Runquist’s artistic strengths lie in his handling and placement of the camera, as well as his editing. “That’s how I started getting into video, with editing,” he said. “I used to make these weird Parkour videos. Then it grew into this film thing and I realized that I liked making story videos.”


Runquist’s most recent film Separated, a smooth stop motion flick inspired by Wes Anderson’s lauded Fantastic Mr. Fox, is one such example of his editing and filming strengths. It is about two love-stricken fishies, carelessly separated by their owner, their ultimate reunion tenuous at best. Finding Nemo and Romeo and Juliet currents run throughout.

“They’re in a bathroom, they’re bathtub fish, and this guy who lives there just separates them,” Runquist said. “Like rubber ducky fishes though, not actual fish!” Runquist describes the process of making a stop motion film, which he taught himself, as difficult yet very fun.

His October short, Yum, is a venture into horror, a genre exceptionally demanding for its subtle balance of shock and catharsis. “Yum is about a girl who’s just trying to eat her snack when some mysterious thing keeps taking a bite out of it without her seeing.

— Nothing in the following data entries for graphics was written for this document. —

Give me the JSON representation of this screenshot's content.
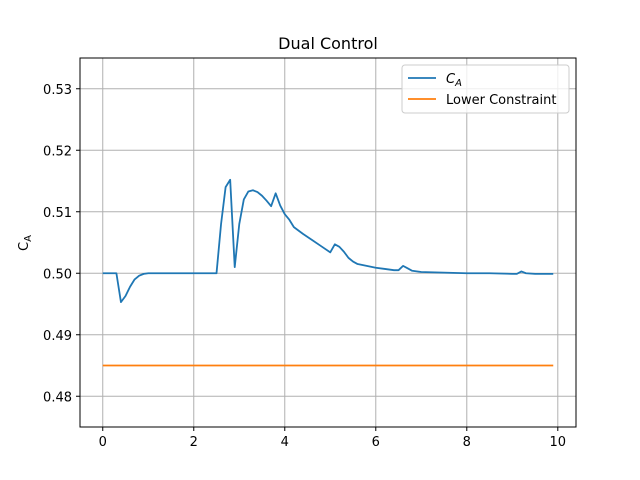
{
  "chart_data": {
    "type": "line",
    "title": "Dual Control",
    "xlabel": "",
    "ylabel": "C_A",
    "xlim": [
      -0.5,
      10.4
    ],
    "ylim": [
      0.475,
      0.535
    ],
    "xticks": [
      0,
      2,
      4,
      6,
      8,
      10
    ],
    "xtick_labels": [
      "0",
      "2",
      "4",
      "6",
      "8",
      "10"
    ],
    "yticks": [
      0.48,
      0.49,
      0.5,
      0.51,
      0.52,
      0.53
    ],
    "ytick_labels": [
      "0.48",
      "0.49",
      "0.50",
      "0.51",
      "0.52",
      "0.53"
    ],
    "grid": true,
    "legend_position": "top-right",
    "series": [
      {
        "name": "C_A",
        "color": "#1f77b4",
        "x": [
          0,
          0.3,
          0.4,
          0.5,
          0.6,
          0.7,
          0.8,
          0.9,
          1.0,
          1.2,
          1.5,
          2.0,
          2.5,
          2.6,
          2.7,
          2.8,
          2.9,
          3.0,
          3.1,
          3.2,
          3.3,
          3.4,
          3.5,
          3.6,
          3.7,
          3.8,
          3.9,
          4.0,
          4.1,
          4.2,
          4.4,
          4.6,
          4.8,
          5.0,
          5.1,
          5.2,
          5.3,
          5.4,
          5.5,
          5.6,
          5.8,
          6.0,
          6.2,
          6.4,
          6.5,
          6.6,
          6.7,
          6.8,
          7.0,
          7.5,
          8.0,
          8.5,
          9.0,
          9.1,
          9.2,
          9.3,
          9.5,
          9.7,
          9.9
        ],
        "y": [
          0.5,
          0.5,
          0.4953,
          0.4963,
          0.4978,
          0.499,
          0.4996,
          0.4999,
          0.5,
          0.5,
          0.5,
          0.5,
          0.5,
          0.508,
          0.514,
          0.5152,
          0.501,
          0.508,
          0.512,
          0.5133,
          0.5135,
          0.5132,
          0.5126,
          0.5118,
          0.5109,
          0.513,
          0.511,
          0.5096,
          0.5087,
          0.5075,
          0.5064,
          0.5054,
          0.5044,
          0.5034,
          0.5047,
          0.5043,
          0.5035,
          0.5025,
          0.5019,
          0.5015,
          0.5012,
          0.5009,
          0.5007,
          0.5005,
          0.5005,
          0.5012,
          0.5008,
          0.5004,
          0.5002,
          0.5001,
          0.5,
          0.5,
          0.4999,
          0.4999,
          0.5003,
          0.5,
          0.4999,
          0.4999,
          0.4999
        ]
      },
      {
        "name": "Lower Constraint",
        "color": "#ff7f0e",
        "x": [
          0,
          9.9
        ],
        "y": [
          0.485,
          0.485
        ]
      }
    ]
  }
}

I don’t want to spoil the rest in case someone watches it,” Runquist said. Yum is darker in tone than most of Runquist’s upbeat pieces, yet it preserves the same daring playfulness, the same “what if?” attitude in his other works.

Runquist’s September film, Smiles for Miles, the first in his shorts project, is a strange love story. “It’s about this guy who falls in love with this inflatable ball,” he described.

Runquist cites Napoleon Dynamite, Fantastic Mr. Fox, and Pixar films in general as his influences. He hopes to develop his interest in film through a professional career eventually. “I’d like to be either a filmer or a director…I’d like to go to NYU because they have a really good film program,” Runquist said.

Whether or not he goes on to become a professional, Runquist’s monthly shorts are worth checking out on his Youtube channel.